2.3 Les autorités vaudoises ont considéré que la liquidation de la société immobilière s'était terminée le 9 juillet 1999, soit le lendemain de la réquisition de radiation au registre du commerce. C'était donc à cette date que les recourants ont acquis l'excédent de liquidation. L'impôt étant dû au moment de l'acquisition de la prestation ou du bénéfice (art. 29 al. 3 de la loi vaudoise du 26 novembre 1956 sur les impôts directs cantonaux [ci-après: aLI/VD], en vigueur en 1999) et les recourants étant domiciliés dans le canton de Vaud à ce moment-là, l'Administration des impôts vaudoise s'est estimée compétente pour imposer ledit excédent. Elle l'a donc soumis à un impôt unique et distinct de l'impôt ordinaire (art. 29 al. 1 let. d aLI/VD), au taux de 7% (art. 29 al. 4 let. c aLI/VD), réduit de 75% conformément à l'art 135 al. 1 et 2 aLI/VD qui dispose que:
"Les sociétés immobilières constituées avant le 1er janvier 1995, qui décident leur dissolution pour permettre le transfert de leurs immeubles à leurs actionnaires, proportionnellement à leur participation au capital-actions, et dont la liquidation est terminée avant le 1er janvier 2000, bénéficient d'une réduction de 75% de l'impôt frappant le bénéfice réalisé à l'occasion du transfert immobilier.
 
L'impôt sur l'excédent de liquidation obtenu par l'actionnaire est réduit dans la même proportion."
Les autres revenus des recourants acquis après leur arrivée dans le canton de Vaud ont été annualisés et soumis à l'impôt sur le bénéfice au pro rata de la présence des recourants dans ce canton, soit sept mois et demi.
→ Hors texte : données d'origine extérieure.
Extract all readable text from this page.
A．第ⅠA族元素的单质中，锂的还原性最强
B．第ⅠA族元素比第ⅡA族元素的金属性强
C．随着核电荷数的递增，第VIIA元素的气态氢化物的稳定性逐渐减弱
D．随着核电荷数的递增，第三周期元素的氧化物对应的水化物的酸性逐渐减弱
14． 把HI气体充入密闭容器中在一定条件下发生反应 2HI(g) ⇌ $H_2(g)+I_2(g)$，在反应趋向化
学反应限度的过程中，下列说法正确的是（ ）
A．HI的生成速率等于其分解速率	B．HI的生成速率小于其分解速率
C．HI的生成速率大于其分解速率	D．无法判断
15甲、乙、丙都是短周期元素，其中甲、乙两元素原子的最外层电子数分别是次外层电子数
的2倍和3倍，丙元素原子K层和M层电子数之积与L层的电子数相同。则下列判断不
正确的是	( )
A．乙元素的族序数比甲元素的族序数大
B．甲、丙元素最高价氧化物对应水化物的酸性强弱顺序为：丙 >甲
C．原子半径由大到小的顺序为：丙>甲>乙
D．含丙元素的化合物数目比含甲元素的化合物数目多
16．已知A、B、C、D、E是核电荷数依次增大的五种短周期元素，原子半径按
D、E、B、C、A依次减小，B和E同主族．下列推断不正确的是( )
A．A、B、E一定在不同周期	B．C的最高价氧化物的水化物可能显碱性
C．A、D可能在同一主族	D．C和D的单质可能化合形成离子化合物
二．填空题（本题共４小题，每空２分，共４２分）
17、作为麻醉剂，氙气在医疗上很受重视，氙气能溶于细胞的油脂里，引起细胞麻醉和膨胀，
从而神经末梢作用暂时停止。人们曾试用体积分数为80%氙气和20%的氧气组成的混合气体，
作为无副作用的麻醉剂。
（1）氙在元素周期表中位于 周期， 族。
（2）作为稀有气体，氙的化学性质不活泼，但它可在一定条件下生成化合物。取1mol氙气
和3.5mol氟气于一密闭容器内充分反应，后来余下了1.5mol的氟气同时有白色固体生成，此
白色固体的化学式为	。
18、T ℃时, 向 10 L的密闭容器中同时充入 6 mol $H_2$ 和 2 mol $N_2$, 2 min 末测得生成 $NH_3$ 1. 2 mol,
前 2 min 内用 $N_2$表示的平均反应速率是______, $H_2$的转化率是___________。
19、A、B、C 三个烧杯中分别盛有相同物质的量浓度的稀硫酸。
2.4 Selon les recourants, le canton compétent pour imposer l'excédent de liquidation est celui où ils étaient domiciliés au moment où cet excédent est devenu exigible. Or, l'excédent pouvait être acquis, au plus tôt, au terme de l'écoulement du délai de l'appel aux créanciers. Comme les recourants étaient domiciliés dans le canton de Vaud ce moment-là, la compétence de taxer cet excédent reviendrait à ce canton.
3.
L'excédent de liquidation, obtenu par les recourants, de la société immobilière a été soumis par le canton de Zurich à l'impôt sur le revenu cantonal et communal pour la période fiscale 1999 et par le canton de Vaud à l'impôt unique et distinct dû par les actionnaires pour l'année fiscale 1999. Les recourants sont donc victimes d'une double imposition effective.
 
Pour déterminer à quel canton revient le droit d'imposer l'excédent en cause, il convient d'abord de déterminer à quel moment, selon le droit des sociétés, l'actionnaire acquiert un excédent de liquidation.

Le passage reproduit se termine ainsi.